Pacientes do Amor à Vida aprendem sobre a queda de cabelo durante a quimioterapia

Publicado em: 26/02/2013 - 21:02:00
Tratamento
Foco do paciente
Quimioterapia

A quimioterapia, ao lado da cirurgia e da radioterapia, é uma das modalidades de tratamento do câncer e, por meio de medicamentos específicos, destrói as células tumorais de rápido crescimento. As drogas agem nas diversas etapas do metabolismo celular, alcançando células malignas em qualquer parte do organismo com o objetivo de diminuir ou cessar a atividade do tumor. O contraponto é que a químio também pode atingir as células saudáveis, provocando ao paciente oncológico alguns efeitos colaterais, como a queda de cabelo.

Entre duas e três semanas após o início do tratamento quimioterápico, o paciente oncológico começa a notar a queda dos primeiros fios. "Orientamos as pacientes a cortarem o cabelo gradativamente antes de começar o tratamento para que o processo seja o menos traumático possível", comenta a enfermeira oncológica do A.C.Camargo e coordenadora do Grupo, Simone Navarro.

Simone também conta que há aquelas que preferem raspar todo o cabelo antes do início da quimioterapia. "Nesses casos, é importante não usar lâminas de barbear, nem navalhas, que podem causar fissuras na cabeça", alerta. O recomendado é utilizar apenas aparelho elétrico ou procurar um cabeleireiro acostumado a lidar com esse tipo de situação.
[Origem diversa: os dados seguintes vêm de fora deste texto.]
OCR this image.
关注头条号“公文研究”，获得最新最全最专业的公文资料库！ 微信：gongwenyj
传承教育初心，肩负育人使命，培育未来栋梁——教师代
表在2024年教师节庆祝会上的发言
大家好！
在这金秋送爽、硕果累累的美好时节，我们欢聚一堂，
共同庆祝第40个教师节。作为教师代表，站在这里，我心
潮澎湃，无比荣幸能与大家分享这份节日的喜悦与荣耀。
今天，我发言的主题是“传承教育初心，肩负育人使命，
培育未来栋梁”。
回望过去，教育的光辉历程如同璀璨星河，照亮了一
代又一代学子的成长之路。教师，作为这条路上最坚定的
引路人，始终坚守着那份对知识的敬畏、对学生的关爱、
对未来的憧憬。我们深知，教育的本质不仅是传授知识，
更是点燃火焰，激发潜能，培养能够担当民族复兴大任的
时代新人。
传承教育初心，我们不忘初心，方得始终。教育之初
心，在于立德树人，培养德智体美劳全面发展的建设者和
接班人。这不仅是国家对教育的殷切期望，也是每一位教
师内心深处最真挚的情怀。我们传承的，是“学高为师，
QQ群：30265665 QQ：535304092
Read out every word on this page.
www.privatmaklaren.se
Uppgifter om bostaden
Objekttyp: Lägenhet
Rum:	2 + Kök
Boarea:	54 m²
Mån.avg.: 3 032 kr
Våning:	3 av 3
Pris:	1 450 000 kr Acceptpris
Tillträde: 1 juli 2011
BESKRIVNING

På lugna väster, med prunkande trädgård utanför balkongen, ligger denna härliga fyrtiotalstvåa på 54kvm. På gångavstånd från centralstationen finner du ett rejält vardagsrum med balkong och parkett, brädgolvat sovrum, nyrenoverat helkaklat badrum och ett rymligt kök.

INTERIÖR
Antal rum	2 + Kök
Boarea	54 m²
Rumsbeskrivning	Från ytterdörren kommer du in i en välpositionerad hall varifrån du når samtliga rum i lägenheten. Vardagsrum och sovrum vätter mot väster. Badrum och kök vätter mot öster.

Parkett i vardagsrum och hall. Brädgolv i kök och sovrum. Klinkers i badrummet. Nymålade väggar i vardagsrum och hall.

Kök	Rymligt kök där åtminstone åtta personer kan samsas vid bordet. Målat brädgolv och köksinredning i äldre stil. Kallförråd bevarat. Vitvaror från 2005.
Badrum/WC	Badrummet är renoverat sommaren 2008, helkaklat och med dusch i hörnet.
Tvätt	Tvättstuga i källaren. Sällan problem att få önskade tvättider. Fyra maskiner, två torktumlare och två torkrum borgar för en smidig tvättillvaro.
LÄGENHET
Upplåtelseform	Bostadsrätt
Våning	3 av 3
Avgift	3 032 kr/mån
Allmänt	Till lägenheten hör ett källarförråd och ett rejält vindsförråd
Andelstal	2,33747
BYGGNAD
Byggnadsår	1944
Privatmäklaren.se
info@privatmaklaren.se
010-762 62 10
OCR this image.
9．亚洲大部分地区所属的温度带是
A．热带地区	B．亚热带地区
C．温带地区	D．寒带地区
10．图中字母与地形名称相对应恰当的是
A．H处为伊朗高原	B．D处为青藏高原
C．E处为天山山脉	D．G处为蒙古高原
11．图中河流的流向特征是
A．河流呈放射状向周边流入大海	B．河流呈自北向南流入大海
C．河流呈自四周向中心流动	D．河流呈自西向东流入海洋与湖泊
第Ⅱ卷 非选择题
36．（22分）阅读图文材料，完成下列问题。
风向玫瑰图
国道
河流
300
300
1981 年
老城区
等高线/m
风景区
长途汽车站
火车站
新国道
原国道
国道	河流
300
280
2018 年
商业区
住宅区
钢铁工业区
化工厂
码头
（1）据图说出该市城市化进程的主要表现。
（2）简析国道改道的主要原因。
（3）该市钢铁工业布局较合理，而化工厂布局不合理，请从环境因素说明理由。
No primeiro encontro do Grupo Amor à Vida no ano, as pacientes também puderam aprender que, em decorrência da queda de cabelo, algumas áreas que antes não eram tão expostas, como o couro cabeludo e a sobrancelha, ficam mais sensíveis e requerem um cuidado especial. A enfermeira aconselha proteger essa região usando peruca, lenço, chapéu e filtro solar, além de sempre avaliar se há bolhas ou sinais na pele caracterizados pela vermelhidão. "Para prevenir, é aconselhável usar um protetor solar especial para o rosto, pois o filtro solar utilizado na praia é muito oleoso, já que é feito para não sair na água", ensina.

Outra informação importante para quem está em tratamento quimioterápico, ressalta Simone, é que, independentemente do tipo de cabelo, deve-se usar um shampoo suave e evitar o que possa causa danos (uso de presilhas, elásticos ou arcos de cabelo, chapinha, secadores, tinta ou produtos químicos), pois podem agredir a região do couro cabeludo. A boa notícia é que o cabelo volta a crescer de dois a três meses após o término da quimioterapia e, em alguns casos, até mesmo durante o tratamento. Porém, pode ser que haja a mudança na estrutura dos fios, por exemplo, um cabelo antes fino agora cresça mais grosso, assim como um que era ondulado  cresça liso e até mesmo a coloração pode mudar, para mais claro ou mais escuro.

Para dar as boas-vindas a 2013, além da já tradicional Troca de Experiências, o encontro contou com o lançamento do Momento Acompanhante, no qual as pacientes, baseadas em suas experiências, dão dicas a familiares e amigos sobre como ser um acompanhante ideal. "Ajudar nas tarefas diárias e não ficar com pena do paciente é fundamental", finaliza a enfermeira.

A próxima reunião acontece no dia 28 de fevereiro, às 16h30, e vai abordar o tema "Verão x Linfedema. Cuidados especiais".